После укола Родион затих, и время совсем остановилось. Марго точно видела себя со стороны — растрепанную и заплаканную женщину в окровавленном платье, подающую, точно сомнамбула, то пинцет, то скальпель, то салфетки. Запахи лекарств и крови смешались в один резкий коктейль, от которого кружилась голова и сдавливало горло. Марго подумала: любая женщина на ее месте упала бы в обморок. Подумала: не каждая бы пережила пожар. И про себя молилась, чтоб все поскорее закончилось, и чтобы Господь пощадил ее маленького брата. Тогда она сделает, что угодно: пожертвует на благотворительность отложенные средства, сожжет всю картотеку клиентов, больше никогда-никогда не будет грешить и, может, посвятит себя служению Богу в одном из женских монастырей.
— Я действительно сделаю это! — воскликнула она вслух.

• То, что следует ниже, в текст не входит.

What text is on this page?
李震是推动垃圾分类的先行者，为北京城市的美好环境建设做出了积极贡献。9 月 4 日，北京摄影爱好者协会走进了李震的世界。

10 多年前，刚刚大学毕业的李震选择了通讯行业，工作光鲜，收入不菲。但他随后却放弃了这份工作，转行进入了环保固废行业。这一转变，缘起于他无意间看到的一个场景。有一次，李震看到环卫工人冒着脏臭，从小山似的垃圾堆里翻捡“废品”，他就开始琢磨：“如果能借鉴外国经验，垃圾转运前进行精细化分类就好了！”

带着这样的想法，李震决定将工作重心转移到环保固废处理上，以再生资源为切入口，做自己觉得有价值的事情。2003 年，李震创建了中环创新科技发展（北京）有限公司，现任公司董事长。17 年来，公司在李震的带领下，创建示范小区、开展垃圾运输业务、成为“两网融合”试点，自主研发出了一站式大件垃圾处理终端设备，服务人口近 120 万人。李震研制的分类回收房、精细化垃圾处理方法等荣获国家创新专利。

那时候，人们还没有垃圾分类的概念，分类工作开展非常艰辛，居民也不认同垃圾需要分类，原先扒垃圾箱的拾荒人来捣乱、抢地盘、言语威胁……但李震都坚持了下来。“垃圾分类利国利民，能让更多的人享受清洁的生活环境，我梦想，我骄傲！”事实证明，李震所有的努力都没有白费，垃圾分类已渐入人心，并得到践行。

— Мы сделали это, — сказал и Уэнрайт, по-своему поняв ее слова, и затянул последний узел на бинтах. Два темных цилиндрика звякнула о дно миски.
— Надо понаблюдать за ним, — устало продолжил доктор, подставляя руки под носик кувшина, из которого тонкой струйкой потекла вода. — Но прежде отдохнуть самим. Я не спал уже сутки.
— Поспите, доктор, — согласилась Марго, рассеянно складывая в миску окровавленные инструменты и то и дело прислушиваясь к дыханию брата. — Я постелю вам в комнате для гостей, если хотите.
— А вы?
— Останусь тут.
— К чему такие жертвы? — сочувственно глядя на Марго, спросил Уэнрайт. — Сейчас вы ничем не поможете брату, но лишь загубите себя! — Уэнрайт в раздражении всплеснул руками, слегка обрызгав Марго, но сейчас же извинился, склонив недавно остриженную голову. — Простите, миссис. Но вы должны понимать, что своим упрямством только сделаете хуже. Как бы я не хотел это говорить, но все — в руках Божьих. У вашего брата молодой организм, но даже его ресурсы не бесконечны.